Moreover, she should've been downright ashamed of herself that when she conducted a comparison—the man haunting her dreams versus the man lying next to her in bed, the man who loved her, for God's sake—the man in her dreams was… dare she admit it? Coming out ahead.

Not that Shawn wasn't an attractive man. She glanced down at him, sprawled across the sheets, lashes dark against his cheeks, full mouth curved in a boyish smile, like he was dreaming of something wonderful.

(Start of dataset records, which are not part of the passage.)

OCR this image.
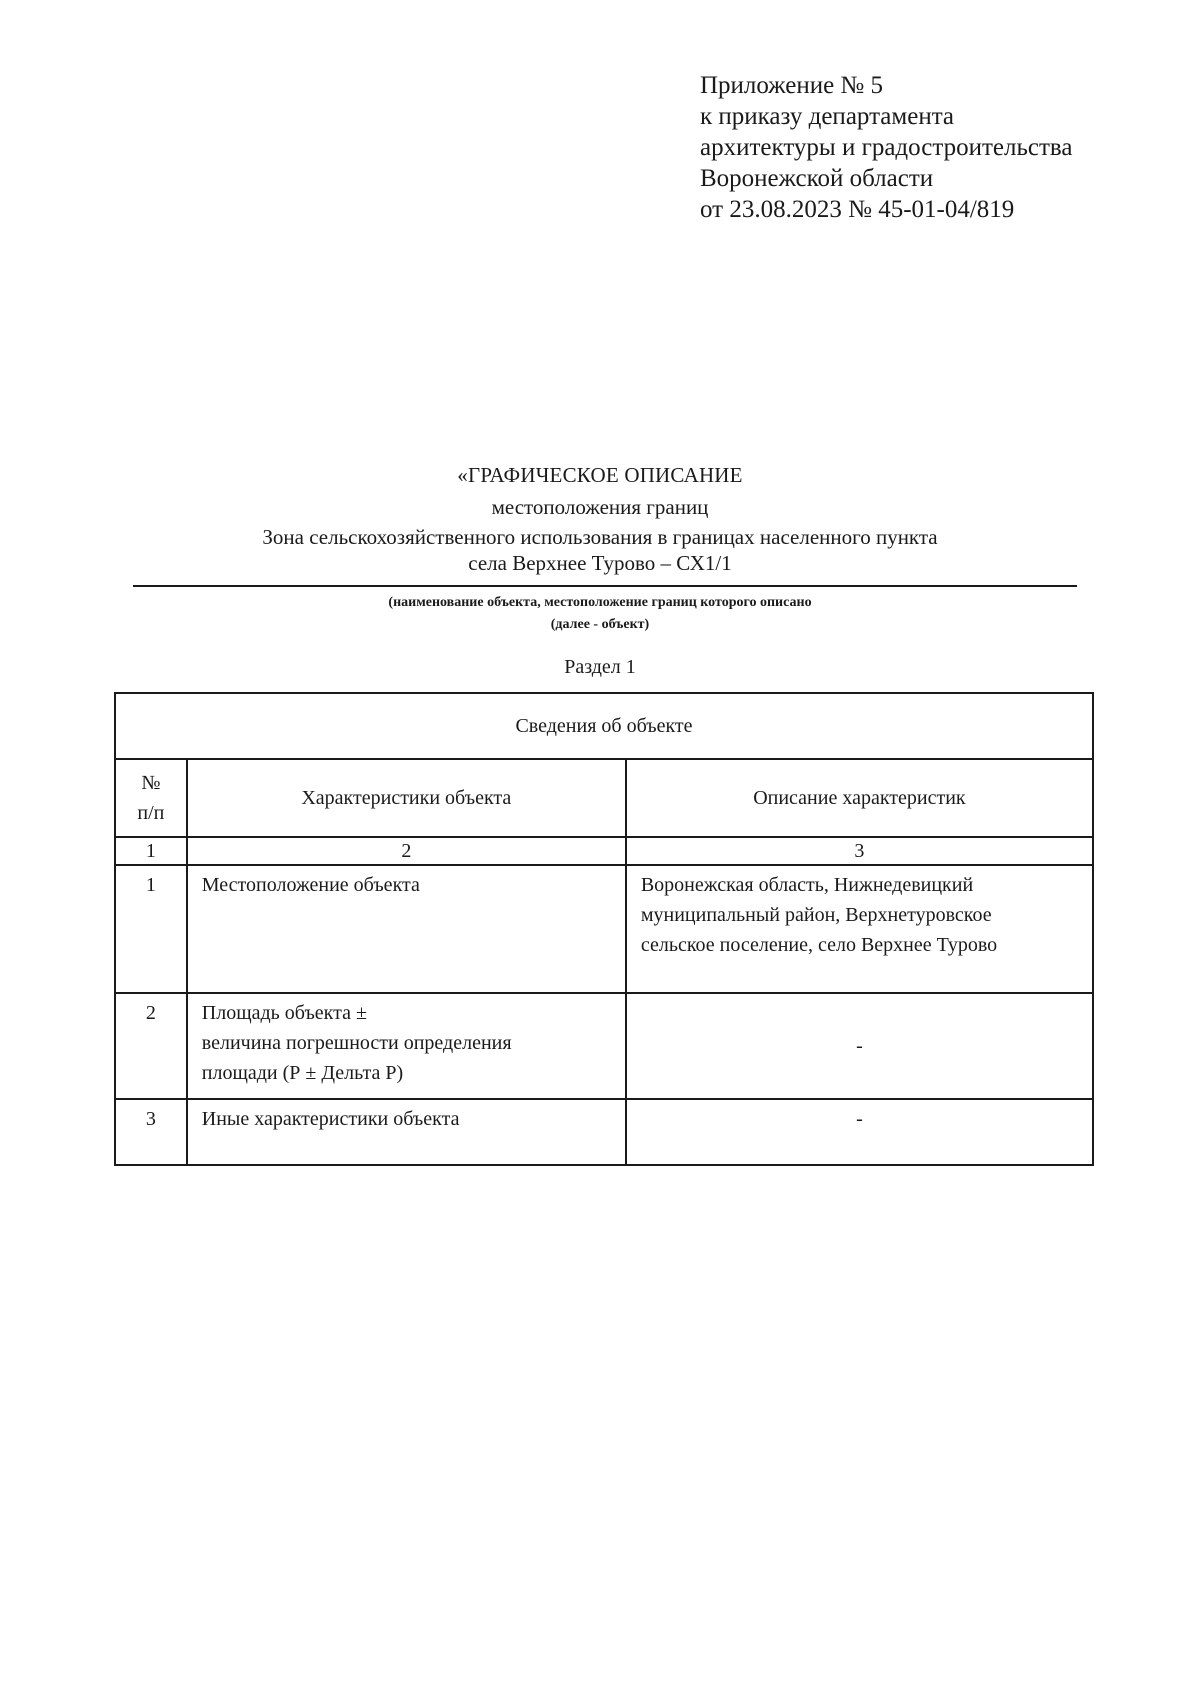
Приложение № 5
к приказу департамента
архитектуры и градостроительства
Воронежской области
от 23.08.2023 № 45-01-04/819
«ГРАФИЧЕСКОЕ ОПИСАНИЕ
местоположения границ
Зона сельскохозяйственного использования в границах населенного пункта
села Верхнее Турово – СХ1/1
(наименование объекта, местоположение границ которого описано
(далее - объект)
Раздел 1
Сведения об объекте		
№
п/п	Характеристики объекта	Описание характеристик
1	2	3
1	Местоположение объекта	Воронежская область, Нижнедевицкий
муниципальный район, Верхнетуровское
сельское поселение, село Верхнее Турово
2	Площадь объекта ±
величина погрешности определения
площади (Р ± Дельта Р)	-
3	Иные характеристики объекта	-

Most likely the churros he'd been craving just before they drifted off to sleep and for which she'd refused to get dressed and swing through Rudy's All-Night Mexican Drive-Through and no, he could not call Gus to go buy some and bring them by so they could all have a sleepover on the living room floor where they could stay up all night watching old black-and-white horror movies and crank calling people, primarily Lassie.

No. Just… no.

Now. Where was she again?

Oh, yes. Shawn, attractive man. Well, at least the attractive part was true. Despite his wretched diet he was in better than average shape and if he'd yet to reveal what had created the faded scar bisecting his smooth chest, it certainly wasn't anything that currently hindered him, while the scar itself added a sort of rakish, secret-past-we-can't-discuss, accent to his physique. His hair, when she convinced him to just let it air dry without the benefit of ozone damaging products was thick, if a bit rough, his humor and wit were undeniably sharp, if often ill-timed and his eyes sparkled with fun and intelligence and an irrepressible zest for life, but—

She sighed again, restless and a little unnerved. She couldn't deny there was just something about the mélange of colors contained within the hazel irises that seemed to mask something essential. Something he kept so deeply hidden and buried so far down in his soul, it could well be hidden even from himself. Which begged the question, how could she ever have a chance in hell of really knowing him if he was so unwilling to know himself?

Whereas, Carlton—

Carlton.

Slowly, Juliet eased herself to lie back to the mattress, turning away from Shawn and staring into the dark.

He was as much a mystery to her, maybe even more so, than Shawn. Yet she was more comfortable with the mystery that was Carlton. Somehow, she understood that unraveling the mystery that was Carlton, while gradual, painstaking, and maybe even painful, would be like unwrapping a worthwhile gift. Shawn, on the other hand—

In another truth she hated to admit, she wasn't sure that Shawn's mysteries would be all that comfortable or pleasant to uncover.

God, what was wrong with her?

Carlton was taken.

She was taken.

She loved Shawn. Of that there was no doubt. But she couldn't deny the question remained as to whether she could allow herself to fall completely irrevocably in love with him.

Worse still, was it possible she already there… with someone else?